A number of preventative measures can be taken to prevent asthma attacks. Identifying and avoiding indoor and outdoor allergens and irritants is the best way to do this; however this is easier said than done since there are a wide variety of outdoor allergens and irritants, as well as indoor allergens such as dust mites, cockroaches, and mould, which can trigger attacks. Preventatives measures which could be taken include, but are not limited to the following,

  1. Keep indoor humidity low (less than 50%), since dust mites and mold increase in high humidity. This can be done by using dehumidifiers.

  2. Get rid of dust collectors, including heavy drapes, carpeting, & stuffed animals.

  3. Keep the house dry and well ventilated.

  4. Replace carpeting with hard flooring, if possible.

  5. Wash all bedding and stuffed animals in hot water every 7-14 days.

  6. Use an airtight, allergy-proof plastic cover on all mattresses and pillows.

  7. Avoid exposure to molds by keeping away from damp basements, water-damaged areas of the house, wet leaves or garden debris.

  8. Cover air vents with filters.

  9. For seasonal problems, keep windows closed in the car and home to avoid exposure to pollens and use air conditioning instead. Stay indoors during the midday and afternoon when pollen counts are at their highest.

  10. Avoid being outside on days when pollution or ozone counts are high.

  11. Avoid known triggers, such as chemicals, pets, and cigarette smoke.

  12. Avoid smoky environments.

  13. Where cockroaches are a problem, they should be controlled with insect sprays and roach traps, as cockroach allergens are a very common asthma and allergy trigger.

  14. Provide good ventilation with HEPA (high-efficiency particulate air) filters, air purifiers or air sterilisers, and air conditioners.

  15. Regularly vacuum the house including all soft furnishings, with a HEPA vacuum, central vacuum system or a very good steam cleaner as steam cleaning removes allergens and kills dust mites.
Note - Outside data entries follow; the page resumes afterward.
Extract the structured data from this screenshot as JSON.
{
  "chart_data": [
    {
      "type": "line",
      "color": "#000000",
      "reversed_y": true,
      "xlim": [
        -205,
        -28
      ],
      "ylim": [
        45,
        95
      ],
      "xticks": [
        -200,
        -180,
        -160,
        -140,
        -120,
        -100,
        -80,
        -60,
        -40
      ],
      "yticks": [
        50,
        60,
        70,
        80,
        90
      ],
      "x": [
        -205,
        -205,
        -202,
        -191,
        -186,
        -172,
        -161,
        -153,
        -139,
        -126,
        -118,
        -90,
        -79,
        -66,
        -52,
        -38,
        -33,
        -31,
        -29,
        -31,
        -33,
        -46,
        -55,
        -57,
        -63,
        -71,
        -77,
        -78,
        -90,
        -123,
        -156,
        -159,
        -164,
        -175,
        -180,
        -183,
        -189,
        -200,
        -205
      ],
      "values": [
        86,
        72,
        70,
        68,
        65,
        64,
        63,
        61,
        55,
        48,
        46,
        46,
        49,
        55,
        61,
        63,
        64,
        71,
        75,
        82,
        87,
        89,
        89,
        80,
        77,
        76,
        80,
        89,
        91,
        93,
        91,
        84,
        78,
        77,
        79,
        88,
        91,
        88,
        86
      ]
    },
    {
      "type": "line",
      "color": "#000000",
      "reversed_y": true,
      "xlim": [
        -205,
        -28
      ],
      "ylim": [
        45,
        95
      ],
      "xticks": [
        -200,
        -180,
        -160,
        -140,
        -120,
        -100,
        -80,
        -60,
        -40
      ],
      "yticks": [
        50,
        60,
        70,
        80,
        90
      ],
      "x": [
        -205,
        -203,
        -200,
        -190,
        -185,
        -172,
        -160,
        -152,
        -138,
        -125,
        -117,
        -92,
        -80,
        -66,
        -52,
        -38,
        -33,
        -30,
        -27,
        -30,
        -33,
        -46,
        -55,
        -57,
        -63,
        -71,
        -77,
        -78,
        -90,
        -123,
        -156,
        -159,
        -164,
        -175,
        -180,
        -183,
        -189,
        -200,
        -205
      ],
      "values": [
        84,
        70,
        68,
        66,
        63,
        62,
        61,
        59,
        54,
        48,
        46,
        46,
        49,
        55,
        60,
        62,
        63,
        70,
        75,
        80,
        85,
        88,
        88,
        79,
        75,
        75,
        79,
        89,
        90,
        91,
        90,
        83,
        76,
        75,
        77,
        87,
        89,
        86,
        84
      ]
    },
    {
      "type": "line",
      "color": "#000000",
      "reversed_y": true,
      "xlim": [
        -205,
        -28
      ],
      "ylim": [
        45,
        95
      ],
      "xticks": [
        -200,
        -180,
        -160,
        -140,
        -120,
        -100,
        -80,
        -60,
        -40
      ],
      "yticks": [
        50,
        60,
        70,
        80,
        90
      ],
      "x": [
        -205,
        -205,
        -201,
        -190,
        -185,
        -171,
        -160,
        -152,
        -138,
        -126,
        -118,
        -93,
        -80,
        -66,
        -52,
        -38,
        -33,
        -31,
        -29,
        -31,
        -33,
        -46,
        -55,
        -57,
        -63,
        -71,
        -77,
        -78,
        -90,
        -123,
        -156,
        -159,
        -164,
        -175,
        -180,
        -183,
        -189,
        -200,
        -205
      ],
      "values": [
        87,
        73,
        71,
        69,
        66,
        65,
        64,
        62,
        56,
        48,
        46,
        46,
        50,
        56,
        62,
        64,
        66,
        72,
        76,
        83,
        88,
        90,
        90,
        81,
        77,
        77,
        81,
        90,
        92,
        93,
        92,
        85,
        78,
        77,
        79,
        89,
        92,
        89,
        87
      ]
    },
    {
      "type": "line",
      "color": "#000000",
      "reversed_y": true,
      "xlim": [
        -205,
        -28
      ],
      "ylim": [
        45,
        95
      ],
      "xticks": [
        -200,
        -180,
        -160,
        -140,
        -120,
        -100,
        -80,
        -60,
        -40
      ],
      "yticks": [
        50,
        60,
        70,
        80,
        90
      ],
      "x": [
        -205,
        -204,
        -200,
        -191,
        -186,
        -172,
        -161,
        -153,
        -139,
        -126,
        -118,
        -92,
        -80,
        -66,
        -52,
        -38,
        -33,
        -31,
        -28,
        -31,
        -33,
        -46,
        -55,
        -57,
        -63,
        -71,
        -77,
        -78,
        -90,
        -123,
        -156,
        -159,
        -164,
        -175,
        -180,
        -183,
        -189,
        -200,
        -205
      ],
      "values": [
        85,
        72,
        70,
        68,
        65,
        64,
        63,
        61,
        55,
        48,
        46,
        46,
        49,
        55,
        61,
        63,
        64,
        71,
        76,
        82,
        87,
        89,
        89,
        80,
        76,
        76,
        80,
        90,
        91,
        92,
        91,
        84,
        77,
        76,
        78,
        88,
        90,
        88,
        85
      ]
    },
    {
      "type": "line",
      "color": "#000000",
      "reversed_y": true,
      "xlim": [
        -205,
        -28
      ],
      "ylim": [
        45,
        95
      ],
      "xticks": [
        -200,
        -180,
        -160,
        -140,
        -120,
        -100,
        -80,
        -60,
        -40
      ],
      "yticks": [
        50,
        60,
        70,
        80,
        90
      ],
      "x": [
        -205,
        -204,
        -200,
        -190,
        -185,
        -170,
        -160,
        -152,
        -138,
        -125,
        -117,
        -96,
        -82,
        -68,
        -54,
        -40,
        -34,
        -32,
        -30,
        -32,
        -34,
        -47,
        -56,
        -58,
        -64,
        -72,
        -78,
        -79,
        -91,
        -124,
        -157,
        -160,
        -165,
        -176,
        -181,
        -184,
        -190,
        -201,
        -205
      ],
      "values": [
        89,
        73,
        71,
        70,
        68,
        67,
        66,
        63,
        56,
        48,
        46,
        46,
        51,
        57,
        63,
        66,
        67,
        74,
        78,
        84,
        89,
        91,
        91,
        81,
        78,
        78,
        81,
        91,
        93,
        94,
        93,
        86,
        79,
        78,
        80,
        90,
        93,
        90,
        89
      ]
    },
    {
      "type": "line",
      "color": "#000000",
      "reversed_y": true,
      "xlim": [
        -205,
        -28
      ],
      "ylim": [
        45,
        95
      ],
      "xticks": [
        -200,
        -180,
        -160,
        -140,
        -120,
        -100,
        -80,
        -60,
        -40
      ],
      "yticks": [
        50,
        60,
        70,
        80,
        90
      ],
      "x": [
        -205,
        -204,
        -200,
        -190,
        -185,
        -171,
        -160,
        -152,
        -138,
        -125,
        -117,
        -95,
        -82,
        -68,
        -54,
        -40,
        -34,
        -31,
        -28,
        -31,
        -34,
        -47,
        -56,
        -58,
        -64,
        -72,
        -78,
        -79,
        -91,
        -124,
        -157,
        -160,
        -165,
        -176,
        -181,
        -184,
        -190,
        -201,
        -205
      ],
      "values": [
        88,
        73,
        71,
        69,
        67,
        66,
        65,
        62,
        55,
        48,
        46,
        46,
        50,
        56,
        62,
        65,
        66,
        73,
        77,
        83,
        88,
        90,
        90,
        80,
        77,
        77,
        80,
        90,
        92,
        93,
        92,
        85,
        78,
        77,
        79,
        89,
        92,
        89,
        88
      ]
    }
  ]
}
When you are likely to be exposed to substances that give you a reaction, particularly when cleaning the house, you should wear a mask.

  16. Regularly use prescribed preventers and always have inhalers close at hand.

  17. Take relievers before exercise if necessary.

  18. Closely follow any action plan created with the help of your doctor.

  19. Monitor your breathing and learn to recognize warning signs of an impending attack such as slight coughing, wheezing or shortness of breath.

  20. Regularly measure your peak airflow with a home peak flow meter to ascertain your lung function every now and again.